The IDF military field hospital, often the first and the largest to arrive at disaster scenes across the globe, may soon be recognized as the best in the world.
The United Nation’s World Health Organization (WHO) may soon award Israel’s military field hospital the highest ranking, making the Jewish state the first country in the world to win the prestigious recognition, Times of Israel reported.
In 2014, WHO created a set of criteria to classify foreign medical teams that arrive at the scene of disaster on a scale of one to three, with Type 3 Status being the highest score. “Only a handful [of countries] in the world” could be considered for the top mark, said Dr. Ian Norton, who leads the work on foreign medical teams at WHO.
The decision will be made next month.
“I am very confident that Israel will do a good job and get through this process,” Norton said.

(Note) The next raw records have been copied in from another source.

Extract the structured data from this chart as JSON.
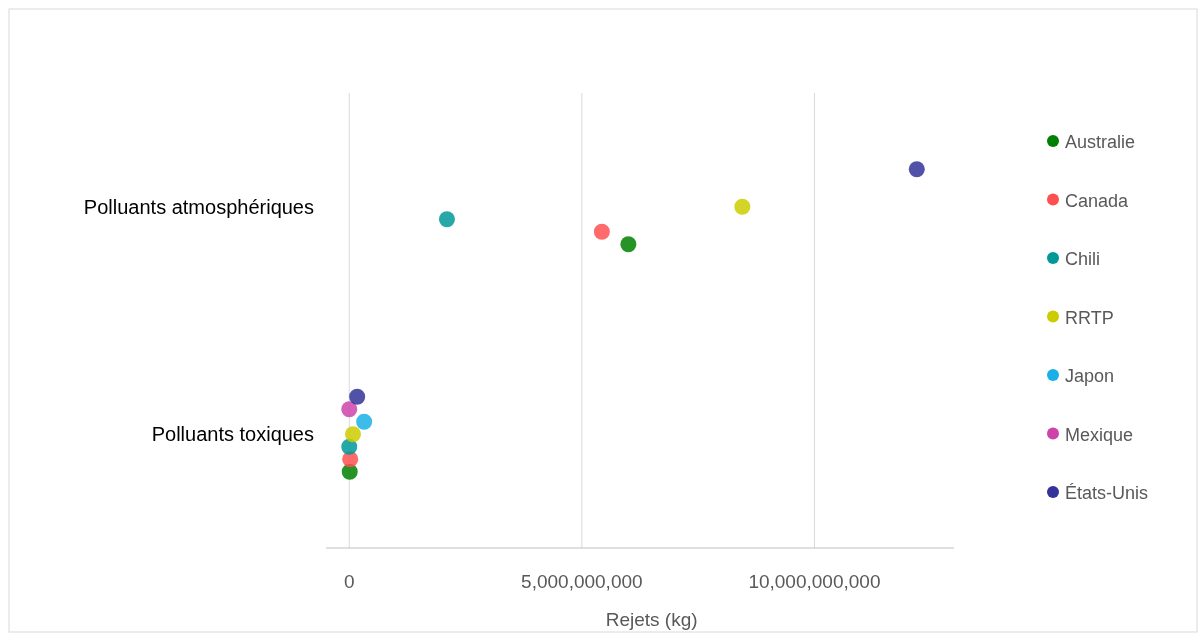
{
  "chart_data": {
    "type": "scatter",
    "xlabel": "Rejets (kg)",
    "categories": [
      "Polluants atmosphériques",
      "Polluants toxiques"
    ],
    "orientation": "horizontal",
    "xlim": [
      -500000000,
      13000000000
    ],
    "xticks": [
      0,
      {
        "value": 5000000000,
        "label": "5,000,000,000"
      },
      {
        "value": 10000000000,
        "label": "10,000,000,000"
      }
    ],
    "grid": "x",
    "legend": "right",
    "marker": "circle",
    "series": [
      {
        "name": "Australie",
        "color": "#008000",
        "values": [
          6000000000,
          10000000
        ]
      },
      {
        "name": "Canada",
        "color": "#ff5050",
        "values": [
          5430000000,
          20000000
        ]
      },
      {
        "name": "Chili",
        "color": "#009999",
        "values": [
          2100000000,
          0
        ]
      },
      {
        "name": "RRTP",
        "color": "#cccc00",
        "values": [
          8450000000,
          80000000
        ]
      },
      {
        "name": "Japon",
        "color": "#1ab0e6",
        "values": [
          null,
          320000000
        ]
      },
      {
        "name": "Mexique",
        "color": "#cc44aa",
        "values": [
          null,
          0
        ]
      },
      {
        "name": "États-Unis",
        "color": "#333399",
        "values": [
          12200000000,
          170000000
        ]
      }
    ]
  }
}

Lt. Col. (res.) Dr. Ofer Merin, commander of the field hospital and director of the trauma center at Jerusalem’s Shaare Zedek Medical Center, is more cautious, saying that he’ll believe it when it happens. “I’d say that we’re in the process of being recognized by the WHO, but not that we’re accredited this way or that until we actually get it,” he said.
The IDF military field hospital has often been the first and/or the largest to arrive at the scene of disaster. The Israeli teams, representing the IDF Medical Corps and Home Front Command, were particularly prominent in 1999, after an earthquake in Turkey; in 2010, following an earthquake in Haiti; in 2013, when the Philippines was hit by a typhoon; and in 2015, after an earthquake in Nepal.

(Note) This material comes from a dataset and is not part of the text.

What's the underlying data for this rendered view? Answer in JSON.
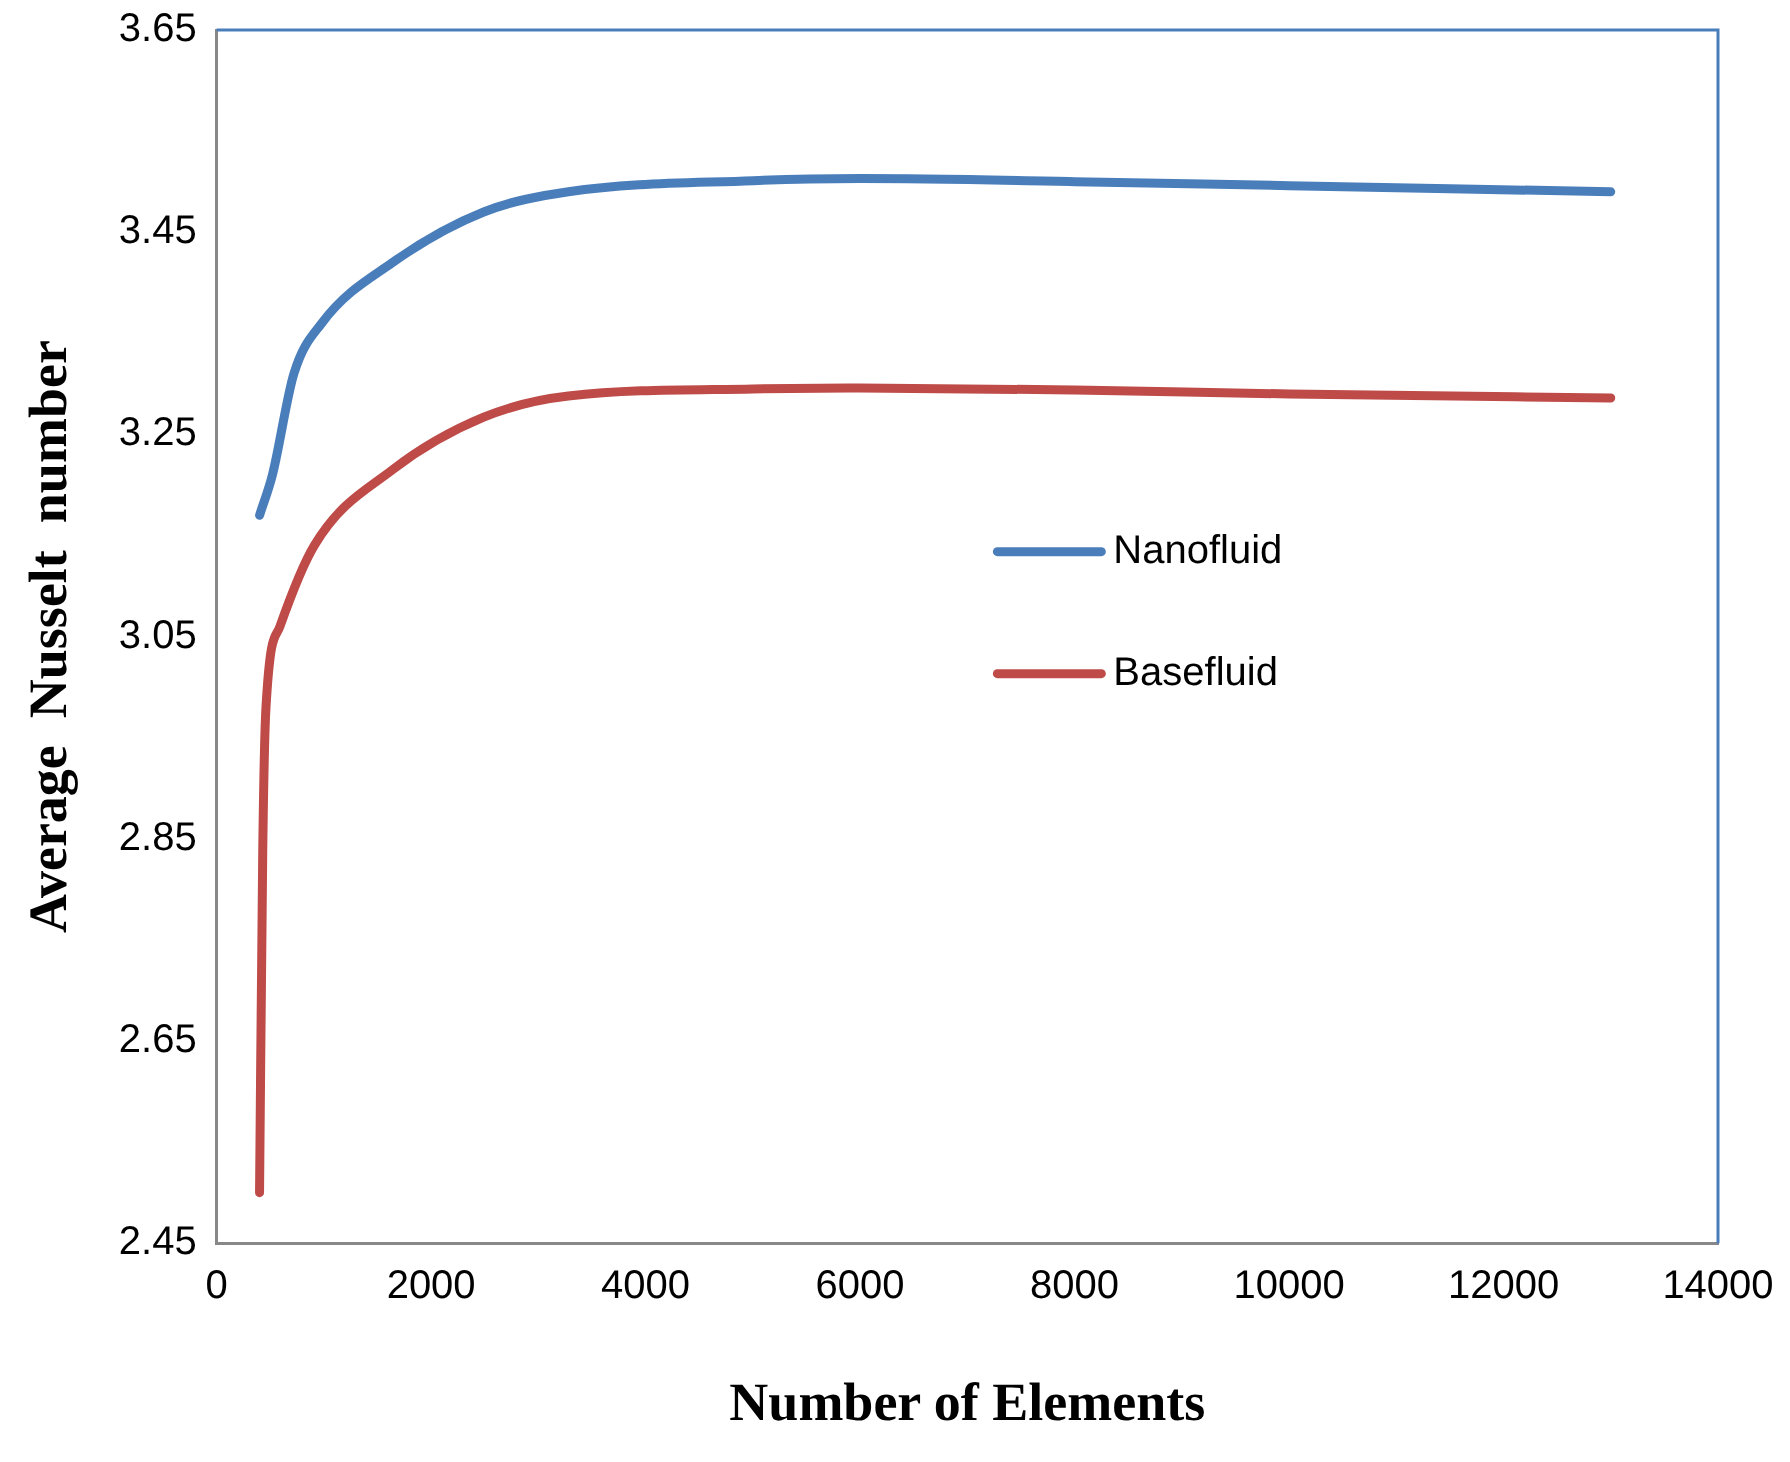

Following the deadly earthquake in Nepal, for example, the IDF field hospital team treated 1,600 patients suffering from severe internal injuries, fractures and hypothermia, as well as delivering eight babies, six through Caesarean section and two natural births.
The field hospital is “not just some medics and doctors spread out in the field,” but, rather, a “national treasure” with the capabilities of an advanced, permanent hospital that can be set up almost anywhere in under 12 hours, Merin, told Times of Israel.
A Type 3 designation would not only prove that Israel is capable of helping other countries in an emergency, but also that it could manage itself should the situation arise.